Re: [RFC] 3.10 kernel- oom with about 24G free memory

From: Michal Hocko
Date: Fri Feb 10 2017 - 04:25:26 EST


On Fri 10-02-17 17:15:59, Yisheng Xie wrote:
> Hi Michal,
>
> Thanks for comment!
> On 2017/2/10 16:52, Michal Hocko wrote:
> > On Fri 10-02-17 16:48:58, Yisheng Xie wrote:
> >> Hi Michal,
> >>
> >> Thanks for comment!
> >> On 2017/2/10 15:09, Michal Hocko wrote:
> >>> On Fri 10-02-17 09:13:58, Yisheng Xie wrote:
> >>>> hi Michal,
> >>>> Thanks for your comment.
> >>>>
> >>>> On 2017/2/9 21:41, Michal Hocko wrote:
> > [...]
> >>>>>> OK, so this is a memcg OOM killer which panics because the configuration
> >>>>>> says so.
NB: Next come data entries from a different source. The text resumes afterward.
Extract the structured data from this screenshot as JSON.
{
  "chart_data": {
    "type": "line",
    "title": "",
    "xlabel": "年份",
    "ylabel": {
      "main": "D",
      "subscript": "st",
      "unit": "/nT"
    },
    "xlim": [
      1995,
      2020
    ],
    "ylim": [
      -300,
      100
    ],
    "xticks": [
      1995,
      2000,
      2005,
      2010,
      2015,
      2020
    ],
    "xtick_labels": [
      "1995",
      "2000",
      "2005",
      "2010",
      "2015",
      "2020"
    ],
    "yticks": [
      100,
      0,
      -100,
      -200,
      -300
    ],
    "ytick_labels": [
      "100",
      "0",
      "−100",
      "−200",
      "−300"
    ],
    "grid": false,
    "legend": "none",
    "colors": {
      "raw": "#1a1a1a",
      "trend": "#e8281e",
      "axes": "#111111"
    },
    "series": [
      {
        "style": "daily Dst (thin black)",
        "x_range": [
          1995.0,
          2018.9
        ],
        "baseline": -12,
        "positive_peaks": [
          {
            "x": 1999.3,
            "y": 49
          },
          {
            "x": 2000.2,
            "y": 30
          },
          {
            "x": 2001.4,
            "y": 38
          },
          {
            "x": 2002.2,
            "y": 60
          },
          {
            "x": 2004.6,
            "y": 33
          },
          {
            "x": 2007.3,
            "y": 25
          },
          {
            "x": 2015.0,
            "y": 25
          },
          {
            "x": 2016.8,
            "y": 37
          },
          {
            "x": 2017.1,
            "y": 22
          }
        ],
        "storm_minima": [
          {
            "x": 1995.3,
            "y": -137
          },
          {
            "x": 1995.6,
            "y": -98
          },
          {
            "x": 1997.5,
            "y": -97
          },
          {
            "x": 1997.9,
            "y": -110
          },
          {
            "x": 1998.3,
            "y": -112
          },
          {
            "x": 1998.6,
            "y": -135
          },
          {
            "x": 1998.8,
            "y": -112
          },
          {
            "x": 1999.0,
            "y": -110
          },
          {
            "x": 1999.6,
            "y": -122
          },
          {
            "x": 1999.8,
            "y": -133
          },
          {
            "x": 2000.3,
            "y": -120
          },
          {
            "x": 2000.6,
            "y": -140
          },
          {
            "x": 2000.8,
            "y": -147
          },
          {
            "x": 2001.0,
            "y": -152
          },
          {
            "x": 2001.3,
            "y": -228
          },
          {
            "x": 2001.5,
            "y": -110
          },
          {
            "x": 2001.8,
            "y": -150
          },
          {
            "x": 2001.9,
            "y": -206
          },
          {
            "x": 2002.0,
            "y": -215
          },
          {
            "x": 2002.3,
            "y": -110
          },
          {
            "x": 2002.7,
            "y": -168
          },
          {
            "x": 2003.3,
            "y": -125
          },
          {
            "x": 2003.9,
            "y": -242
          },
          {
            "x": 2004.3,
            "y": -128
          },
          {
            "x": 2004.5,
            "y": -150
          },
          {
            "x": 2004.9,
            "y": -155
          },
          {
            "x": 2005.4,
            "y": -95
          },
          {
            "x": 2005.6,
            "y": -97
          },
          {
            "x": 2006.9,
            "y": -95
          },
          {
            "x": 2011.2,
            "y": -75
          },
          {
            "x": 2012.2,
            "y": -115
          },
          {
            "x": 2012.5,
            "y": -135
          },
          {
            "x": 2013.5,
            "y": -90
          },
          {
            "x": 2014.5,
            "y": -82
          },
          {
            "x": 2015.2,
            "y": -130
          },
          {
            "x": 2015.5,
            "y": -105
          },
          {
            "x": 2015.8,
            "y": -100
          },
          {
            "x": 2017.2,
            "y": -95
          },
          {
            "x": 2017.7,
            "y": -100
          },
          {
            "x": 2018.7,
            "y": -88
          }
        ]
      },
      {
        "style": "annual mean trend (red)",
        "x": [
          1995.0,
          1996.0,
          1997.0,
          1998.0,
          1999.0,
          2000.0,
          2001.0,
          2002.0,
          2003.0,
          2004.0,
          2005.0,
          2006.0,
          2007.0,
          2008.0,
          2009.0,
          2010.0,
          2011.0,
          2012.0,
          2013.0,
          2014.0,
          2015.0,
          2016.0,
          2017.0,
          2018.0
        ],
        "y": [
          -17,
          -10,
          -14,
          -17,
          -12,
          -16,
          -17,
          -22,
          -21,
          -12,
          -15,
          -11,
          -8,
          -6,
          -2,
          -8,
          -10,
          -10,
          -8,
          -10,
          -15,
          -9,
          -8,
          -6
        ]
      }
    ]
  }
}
The OOM report doesn't say so and that is the bug. dump_header
> >>>>>> is memcg aware and mem_cgroup_out_of_memory initializes oom_control
> >>>>>> properly. Is this Vanilla kernel?
> >>>>
> >>>> That means we should raise the limit of that memcg to avoid memcg OOM killer, right?
> >>>
> >>> Why do you configure the system to panic on memcg OOM in the first
> >>> place. This is a wrong thing to do in 99% of cases.
> >>
> >> For our production think it should use reboot to recovery the system when OOM,
> >> instead of killing user's key process. Maybe not the right thing.
> >
> > I can understand that for the global oom killer but not for memcg. You
> > can recover the oom even without killing any process. You can simply
> > increase the limit from the userspace when the oom event is triggered.
>
> So you mean set oom_kill_disable and increase the limit from userspace
> when memcg under_oom, right?

yes
--
Michal Hocko
SUSE Labs